Lymph nodes are key control centers in the immune system and play an important role in defending the body against infections and tumors. For these processes to function properly, immune cells (B cells and T cells) must be organized in a precise spatial pattern in the lymph node tissue, for example in so-called B cell follicles and T cell zones. They are controlled by stromal cells (non-hematopoietic structural cells). They release messenger substances called chemokines, creating signals to guide the immune cells to their designated positions in the lymph node.

In the case of B cell lymphomas, the internal structure of the lymph node tissue can be disturbed in very different ways, depending on the exact type of lymphoma: While the fundamental tissue structure remains intact in the case of slow-growing lymphomas such as follicular lymphoma (FL), aggressive lymphomas such as diffuse large B cell lymphoma (DLBCL) cause the tissue structure to break down completely.
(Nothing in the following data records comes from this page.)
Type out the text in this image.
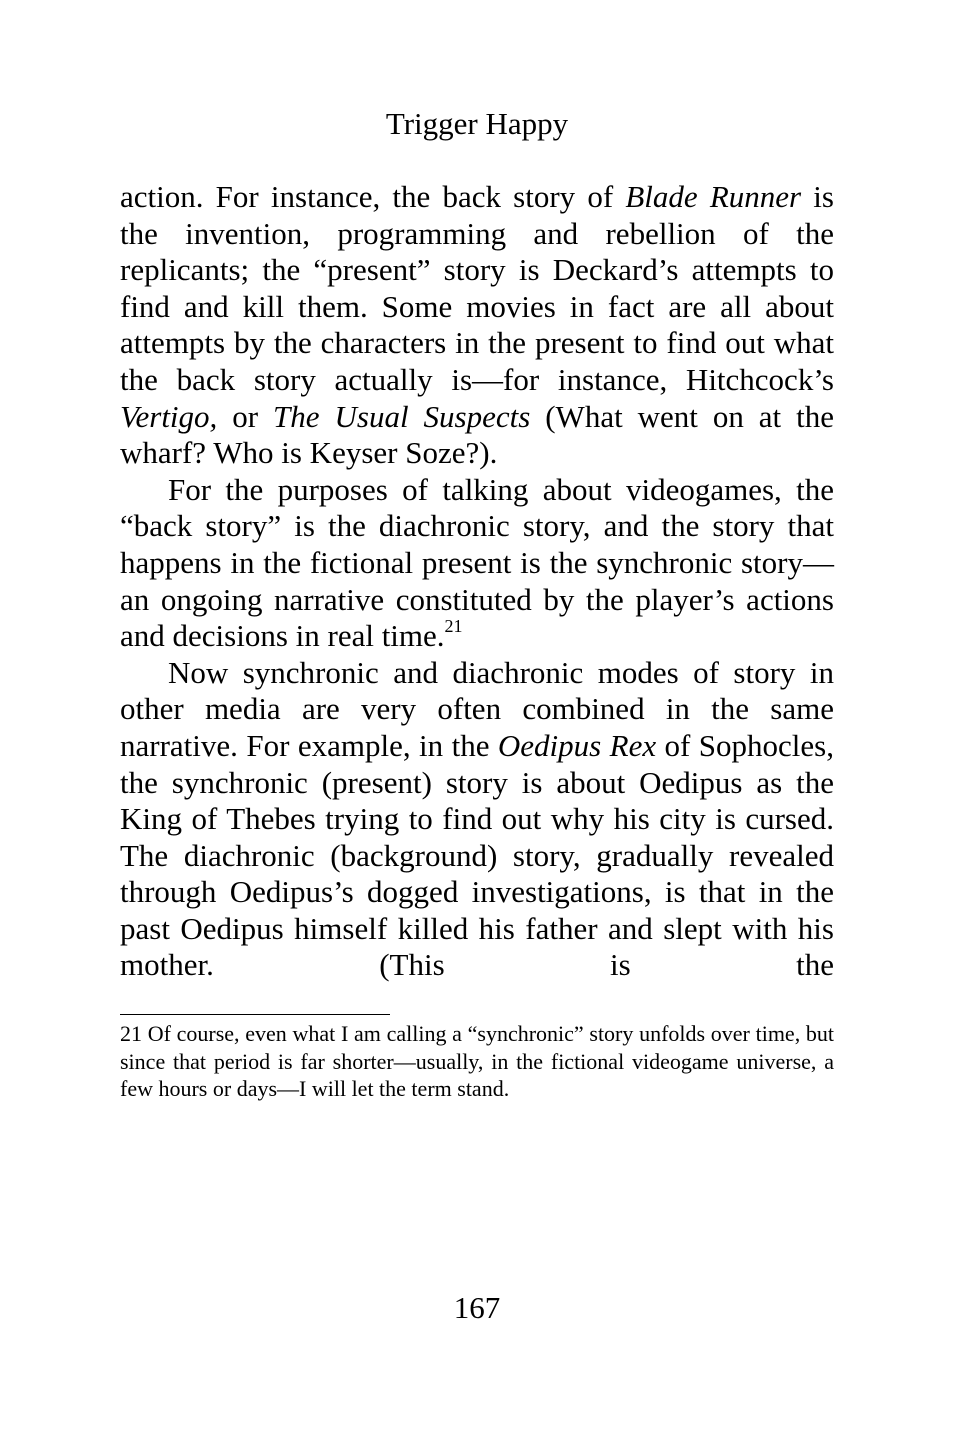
Trigger Happy

action. For instance, the back story of Blade Runner is the invention, programming and rebellion of the replicants; the “present” story is Deckard’s attempts to find and kill them. Some movies in fact are all about attempts by the characters in the present to find out what the back story actually is—for instance, Hitchcock’s Vertigo, or The Usual Suspects (What went on at the wharf? Who is Keyser Soze?).

For the purposes of talking about videogames, the “back story” is the diachronic story, and the story that happens in the fictional present is the synchronic story—an ongoing narrative constituted by the player’s actions and decisions in real time.$^{21}$

Now synchronic and diachronic modes of story in other media are very often combined in the same narrative. For example, in the Oedipus Rex of Sophocles, the synchronic (present) story is about Oedipus as the King of Thebes trying to find out why his city is cursed. The diachronic (background) story, gradually revealed through Oedipus’s dogged investigations, is that in the past Oedipus himself killed his father and slept with his mother. (This is the

21 Of course, even what I am calling a “synchronic” story unfolds over time, but since that period is far shorter—usually, in the fictional videogame universe, a few hours or days—I will let the term stand.
167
Why these typical growth patterns develop has been largely unclear to date.

In the study “Architectural principles of lymphoma-induced lymph node tissue remodeling,” the researchers coordinated by Professor Dietrich (Director of the Department of Hematology, Oncology and Clinical Immunology, UKD) have now succeeded in systematically mapping these processes in the human lymph node for the first time. By means of single-cell analyses and spatial tissue mapping, they were able to trace which factors lead to the progressive breakdown of the lymph node architecture in the case of lymphoma. The work is published in the journal Nature Cancer.